Cap’n Proto wire format is a bit heavier and after compression, about 12% bigger than bincode:
$ du -b report*
162824 report-capnp.bin
114360 report-capnp-packed.bin
123916 report-bincode.bin
149830 report.json
$ gzip report*; du -b report*
59361 report-capnp.bin.gz
61280 report-capnp-packed.bin.gz
52435 report-bincode.bin.gz
50401 report.json.gz
Note that Cap’n Proto also supports a packed format, but it has higher runtime costs and worse gzip compressions.
It is surprising that compression works so well on JSON for this schema. I guess this is because the report is mostly a list of list of text with few structure fields.
Client code size
Lastly the runtime code is similar, here is the WASM size before and after the PR introducing capnp:
$ nix build -o capnp github:logreduce/logreduce/fb4f69e#web
$ nix build -o bincode github:logreduce/logreduce/2578019#web
$ du -b capnp/*.wasm bincode/*.wasm
529322 capnp/logreduce-web.wasm
531327 bincode/logreduce-web.wasm
I guess the runtime code is smaller because capnp does not use the serde machinery.
Conclusion
Cap’n Proto works well for logreduce. The schema language is simple to understand and the generated code is easy to work with. Being able to read the data directly from memory is a great capability that can enable blazingly fast processing.

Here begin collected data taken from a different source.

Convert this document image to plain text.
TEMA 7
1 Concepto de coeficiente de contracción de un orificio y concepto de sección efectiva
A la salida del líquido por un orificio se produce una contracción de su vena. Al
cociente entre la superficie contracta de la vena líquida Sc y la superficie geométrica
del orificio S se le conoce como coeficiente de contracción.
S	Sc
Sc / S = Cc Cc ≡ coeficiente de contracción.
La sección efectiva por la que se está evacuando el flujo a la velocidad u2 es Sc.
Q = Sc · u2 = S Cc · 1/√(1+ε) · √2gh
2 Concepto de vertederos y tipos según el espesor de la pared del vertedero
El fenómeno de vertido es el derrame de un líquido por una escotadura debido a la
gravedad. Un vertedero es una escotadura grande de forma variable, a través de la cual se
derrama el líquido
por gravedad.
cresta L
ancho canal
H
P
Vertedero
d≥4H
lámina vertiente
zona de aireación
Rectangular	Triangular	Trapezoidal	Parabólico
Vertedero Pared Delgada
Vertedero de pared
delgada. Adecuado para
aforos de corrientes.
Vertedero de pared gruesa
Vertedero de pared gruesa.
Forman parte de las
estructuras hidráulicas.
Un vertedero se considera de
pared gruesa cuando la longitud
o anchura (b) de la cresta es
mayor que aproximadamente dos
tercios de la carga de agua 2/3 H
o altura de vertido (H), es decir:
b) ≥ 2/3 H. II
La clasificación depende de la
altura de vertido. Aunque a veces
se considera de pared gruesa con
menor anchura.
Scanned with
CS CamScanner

Writing the encoder and decoder is a bit of fairly mechanical work. However doing this work manually enables adding customization, for example, deduplicating the data using a process known as string interning. Future work in rust introspection may enable deriving this work automatically, checkout the Shepherd’s Oasis blog post to learn more.
In conclusion, replacing bincode with Cap’n Proto future proofs logreduce reports. This format adds some negligible storage and processing costs, in exchange for a backward compatible schema and more efficient data access. Flatbuffers is also worth considering as it has a lower storage cost, but it requires more work to verify that the data is safe to be processed.